Pujilah Yesus bukan “halo” yang sering terdengar di Transcarpathia, Ukraina – wilayah paling barat Ukraina. Dikenal karena kesalehan, folklore yang memukau, pegunungan berhutan, dan penyelundup yang inovatif, Transcarpathia dulunya dikuasai oleh Gereja Katolik Yunani yang menjaga ritual Ortodoks, tetapi menganggap paus sebagai pemimpin spiritualnya.
Transcarpathia tidak pernah menjadi bagian dari Rusia sampai pemimpin Soviet Joseph Stalin mengannexnya pada tahun 1944, memaksakan Gereja Ortodoks Rusia yang para klerusnya teratas berkolaborasi dengan KGB, agensi keamanan utama era Soviet.
“Intelijen Soviet memaksa semua imam [Katolik Yunani] ke Ortodoksi pro-komunis atau membunuh mereka di Siberia,” kata Oleh Dyba, seorang publis dan sarjana kehidupan keagamaan Transcarpathia, kepada Al Jazeera.
Ini adalah tahun kedua ketika Ukraina merayakan Natal pada tanggal 25 Desember setelah ratusan tahun merayakannya pada tanggal 7 Januari sesuai dengan kalender Gregorian yang masih digunakan oleh Gereja Ortodoks Rusia.

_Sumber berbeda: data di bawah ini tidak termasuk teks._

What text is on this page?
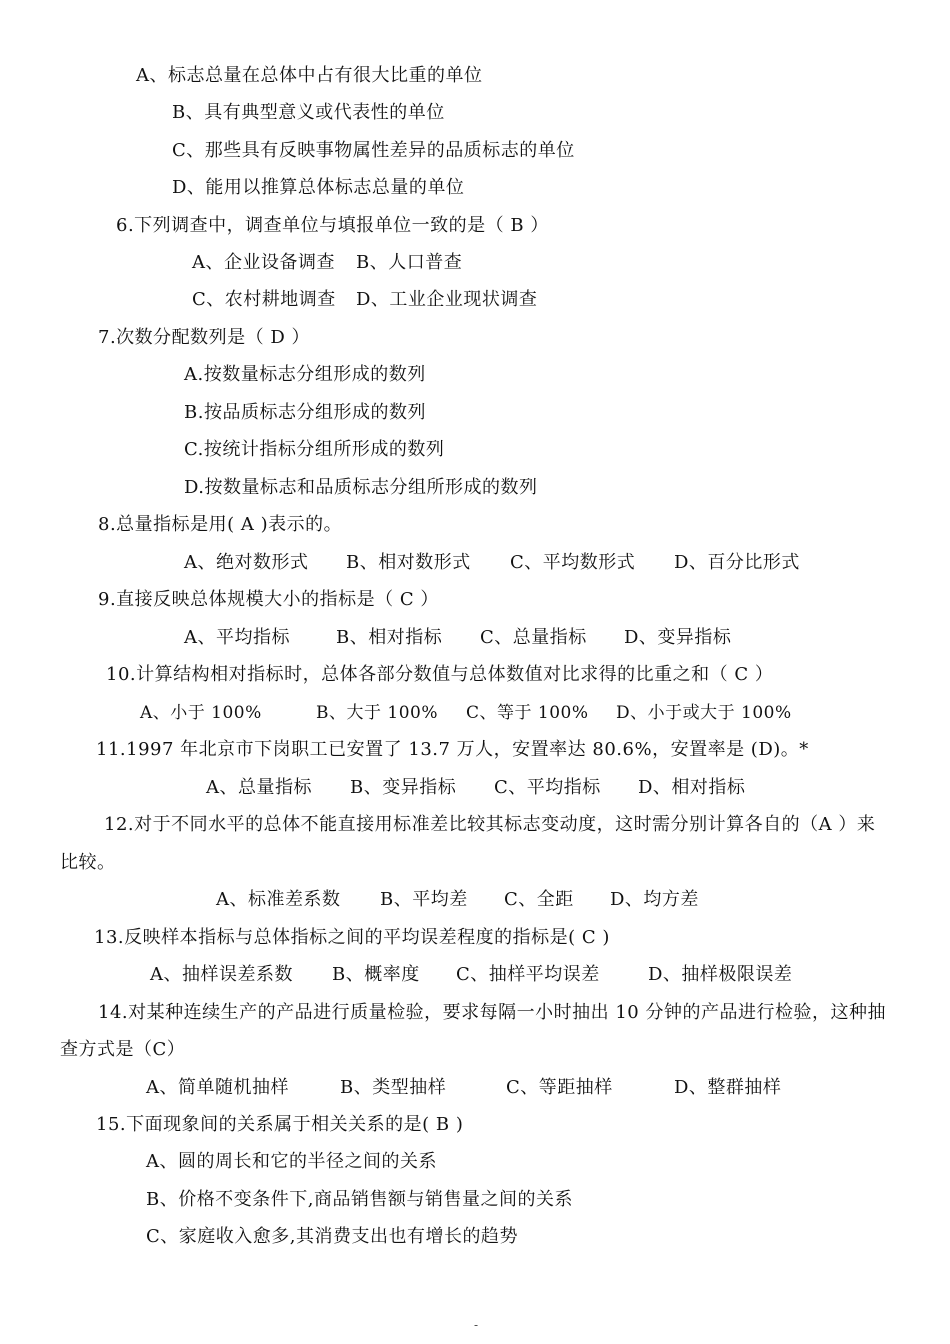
A、标志总量在总体中占有很大比重的单位
B、具有典型意义或代表性的单位
C、那些具有反映事物属性差异的品质标志的单位
D、能用以推算总体标志总量的单位
6.下列调查中，调查单位与填报单位一致的是（ B ）
A、企业设备调查 B、人口普查
C、农村耕地调查 D、工业企业现状调查
7.次数分配数列是（ D ）
A.按数量标志分组形成的数列
B.按品质标志分组形成的数列
C.按统计指标分组所形成的数列
D.按数量标志和品质标志分组所形成的数列
8.总量指标是用( A )表示的。
A、绝对数形式 B、相对数形式 C、平均数形式 D、百分比形式
9.直接反映总体规模大小的指标是（ C ）
A、平均指标	B、相对指标 C、总量指标 D、变异指标
10.计算结构相对指标时，总体各部分数值与总体数值对比求得的比重之和（ C ）
A、小于 100%	B、大于 100% C、等于 100% D、小于或大于 100%
11.1997 年北京市下岗职工已安置了 13.7 万人，安置率达 80.6%，安置率是 (D)。*
A、总量指标 B、变异指标 C、平均指标 D、相对指标
12.对于不同水平的总体不能直接用标准差比较其标志变动度，这时需分别计算各自的（A ）来
比较。
A、标准差系数 B、平均差 C、全距 D、均方差
13.反映样本指标与总体指标之间的平均误差程度的指标是( C )
A、抽样误差系数 B、概率度 C、抽样平均误差	D、抽样极限误差
14.对某种连续生产的产品进行质量检验，要求每隔一小时抽出 10 分钟的产品进行检验，这种抽
查方式是（C）
A、简单随机抽样	B、类型抽样	C、等距抽样	D、整群抽样
15.下面现象间的关系属于相关关系的是( B )
A、圆的周长和它的半径之间的关系
B、价格不变条件下,商品销售额与销售量之间的关系
C、家庭收入愈多,其消费支出也有增长的趋势
-
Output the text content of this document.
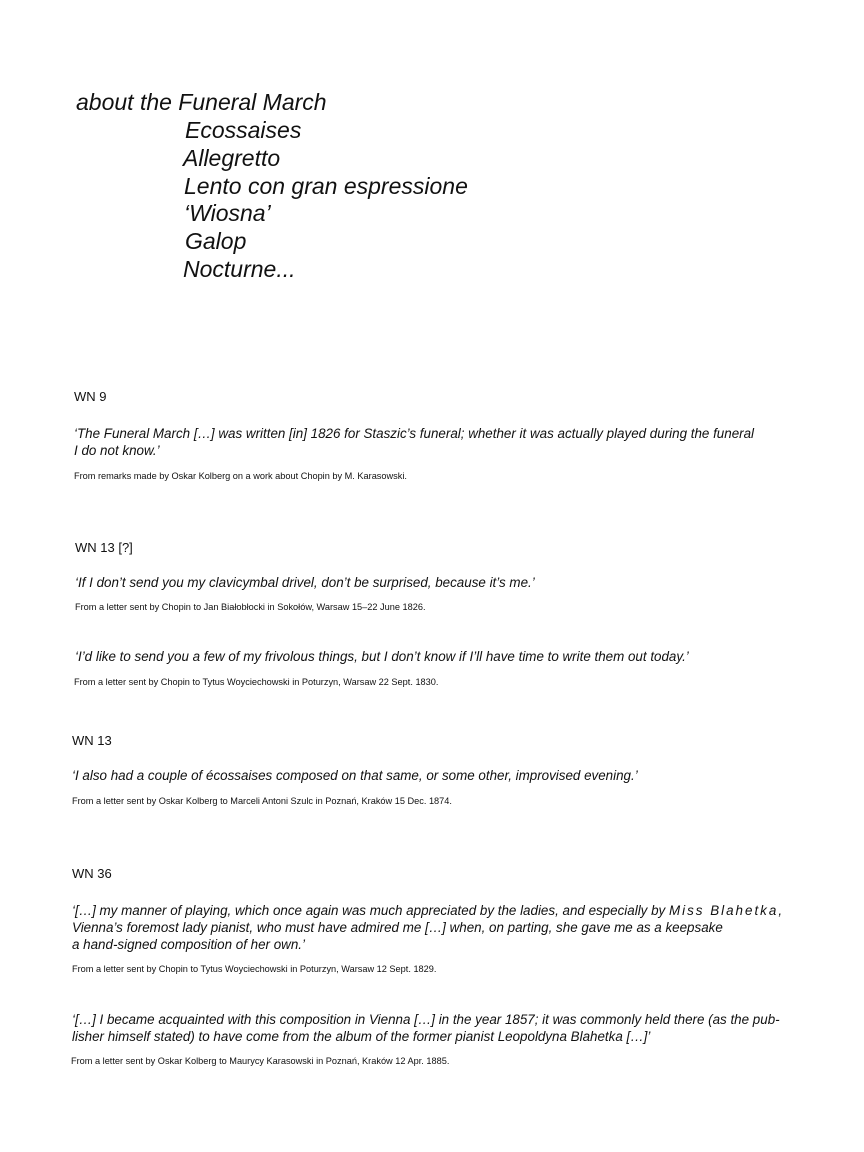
about the Funeral March
Ecossaises
Allegretto
Lento con gran espressione
‘Wiosna’
Galop
Nocturne...
WN 9
‘The Funeral March […] was written [in] 1826 for Staszic’s funeral; whether it was actually played during the funeral
I do not know.’
From remarks made by Oskar Kolberg on a work about Chopin by M. Karasowski.
WN 13 [?]
‘If I don’t send you my clavicymbal drivel, don’t be surprised, because it’s me.’
From a letter sent by Chopin to Jan Białobłocki in Sokołów, Warsaw 15–22 June 1826.
‘I’d like to send you a few of my frivolous things, but I don’t know if I’ll have time to write them out today.’
From a letter sent by Chopin to Tytus Woyciechowski in Poturzyn, Warsaw 22 Sept. 1830.
WN 13
‘I also had a couple of écossaises composed on that same, or some other, improvised evening.’
From a letter sent by Oskar Kolberg to Marceli Antoni Szulc in Poznań, Kraków 15 Dec. 1874.
WN 36
‘[…] my manner of playing, which once again was much appreciated by the ladies, and especially by Miss Blahetka,
Vienna’s foremost lady pianist, who must have admired me […] when, on parting, she gave me as a keepsake
a hand-signed composition of her own.’
From a letter sent by Chopin to Tytus Woyciechowski in Poturzyn, Warsaw 12 Sept. 1829.
‘[…] I became acquainted with this composition in Vienna […] in the year 1857; it was commonly held there (as the pub-
lisher himself stated) to have come from the album of the former pianist Leopoldyna Blahetka […]’
From a letter sent by Oskar Kolberg to Maurycy Karasowski in Poznań, Kraków 12 Apr. 1885.
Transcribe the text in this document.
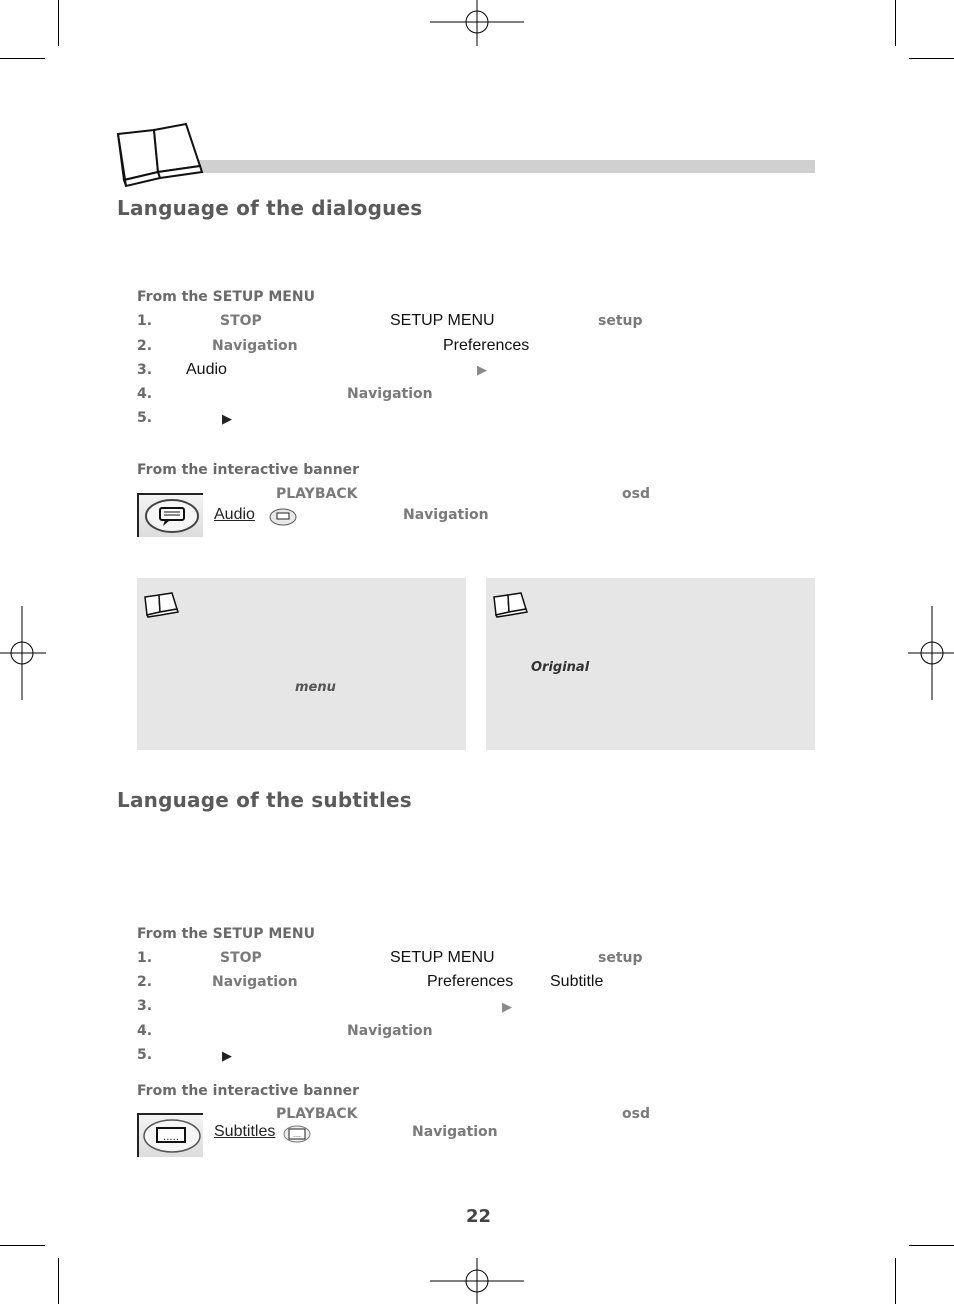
Language of the dialogues
From the SETUP MENU
1.	STOP	SETUP MENU	setup
2.	Navigation	Preferences
3. Audio	▶
4.	Navigation
5.	▶
From the interactive banner
PLAYBACK	osd
Audio	Navigation
menu
Original
Language of the subtitles
From the SETUP MENU
1.	STOP	SETUP MENU	setup
2.	Navigation	Preferences Subtitle
3.	▶
4.	Navigation
5.	▶
From the interactive banner
.....
PLAYBACK	osd
Subtitles	....	Navigation
22
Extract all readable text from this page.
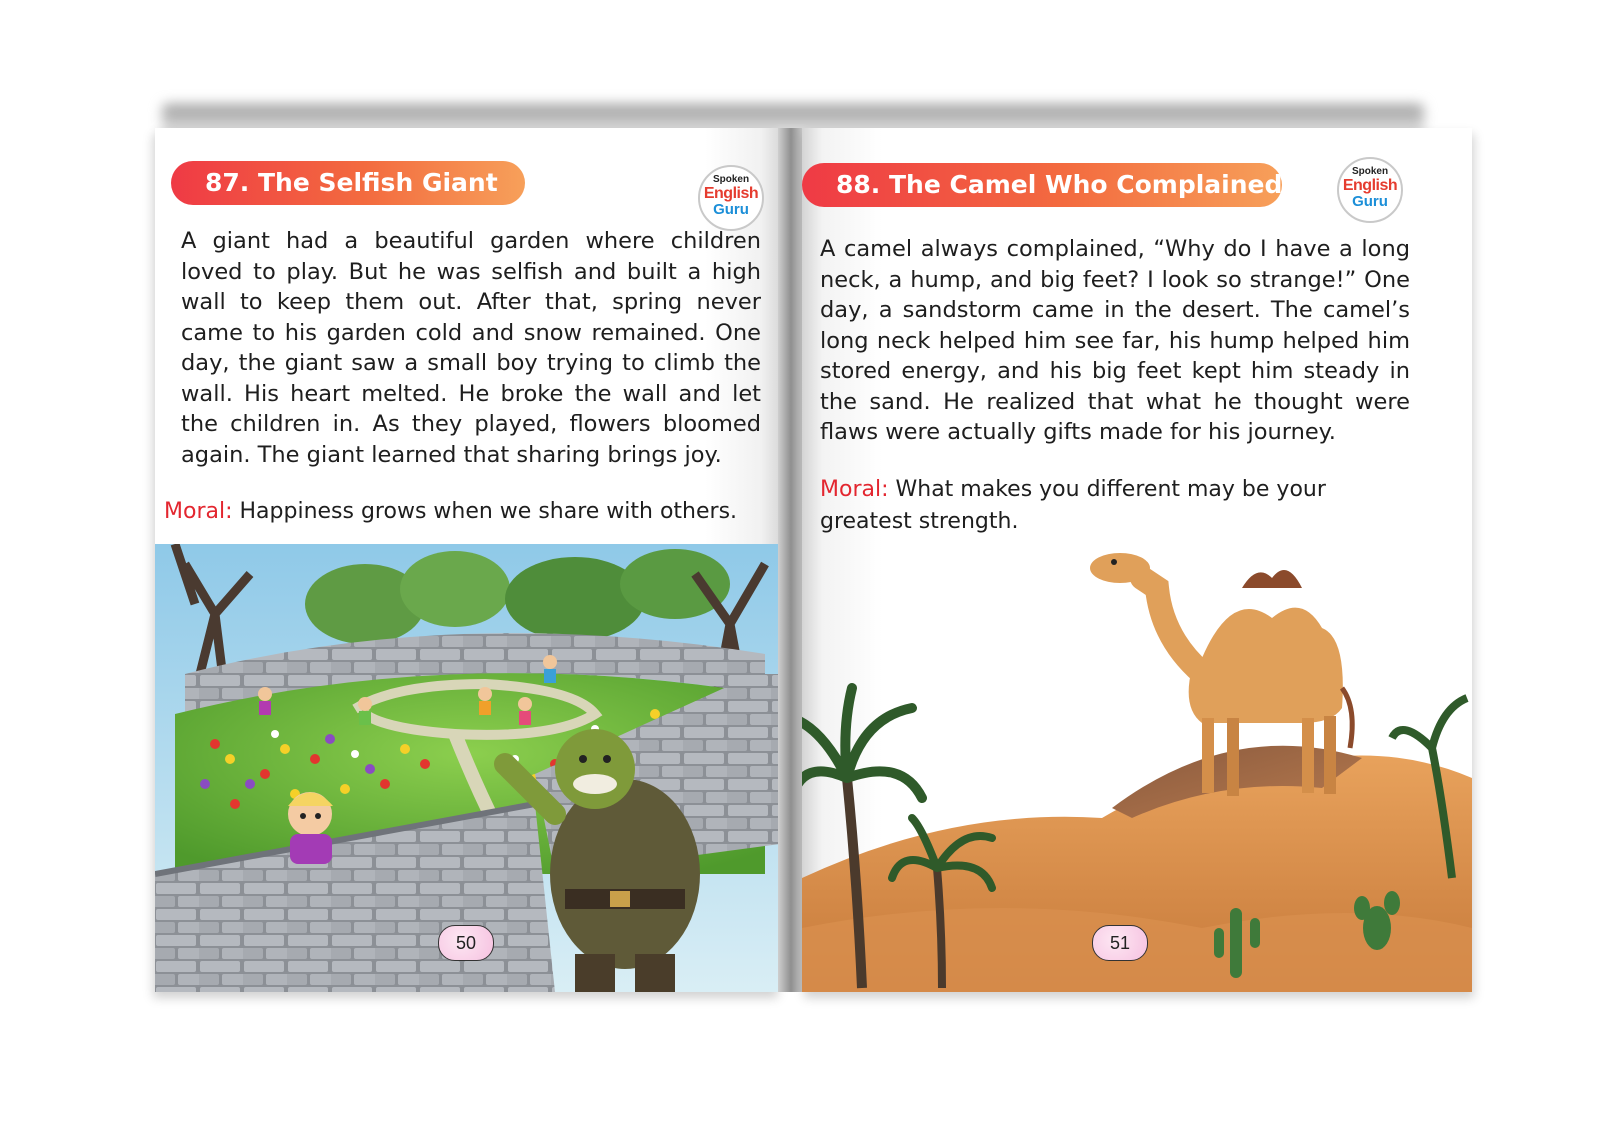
87. The Selfish Giant	Spoken
English
Guru
A giant had a beautiful garden where children loved to play. But he was selfish and built a high wall to keep them out. After that, spring never came to his garden cold and snow remained. One day, the giant saw a small boy trying to climb the wall. His heart melted. He broke the wall and let the children in. As they played, flowers bloomed again. The giant learned that sharing brings joy.
Moral: Happiness grows when we share with others.
50
88. The Camel Who Complained	Spoken
English
Guru
A camel always complained, “Why do I have a long neck, a hump, and big feet? I look so strange!” One day, a sandstorm came in the desert. The camel’s long neck helped him see far, his hump helped him stored energy, and his big feet kept him steady in the sand. He realized that what he thought were flaws were actually gifts made for his journey.
Moral: What makes you different may be your greatest strength.
51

Tetapi meskipun begitu, Gereja Ortodoks Ukraina (UOC) yang dulunya pro-Rusia tetap menjadi keuskupan agama terbesar di negara ini.
Patriark Moskwa Kirill, yang memimpin keuskupan Ortodoks terbesar di dunia, adalah salah satu dari mereka yang berkolaborasi dengan KGB. Dia tetap menjadi sekutu ideologis terdekat Presiden Rusia Vladimir Putin, seorang mantan kolonel KGB.
Kirill dituduh membersihkan imam yang berbeda pendapat, ia telah menjelaskan invasi Moskwa ke Ukraina sebagai “perang suci”, dan ia mengatakan bahwa prajurit Rusia yang mati di Ukraina memiliki dosa-dosa mereka “dibuang”.
“Rusia seolah-olah kembali ke wacana Perang Salib abad pertengahan,” kata Andrey Kordochkin, seorang teolog yang dididik di Oxford yang meninggalkan gereja Kirill untuk bergabung dengan Patriarkat Konstantinopel yang berbasis di Istanbul, kepada Al Jazeera.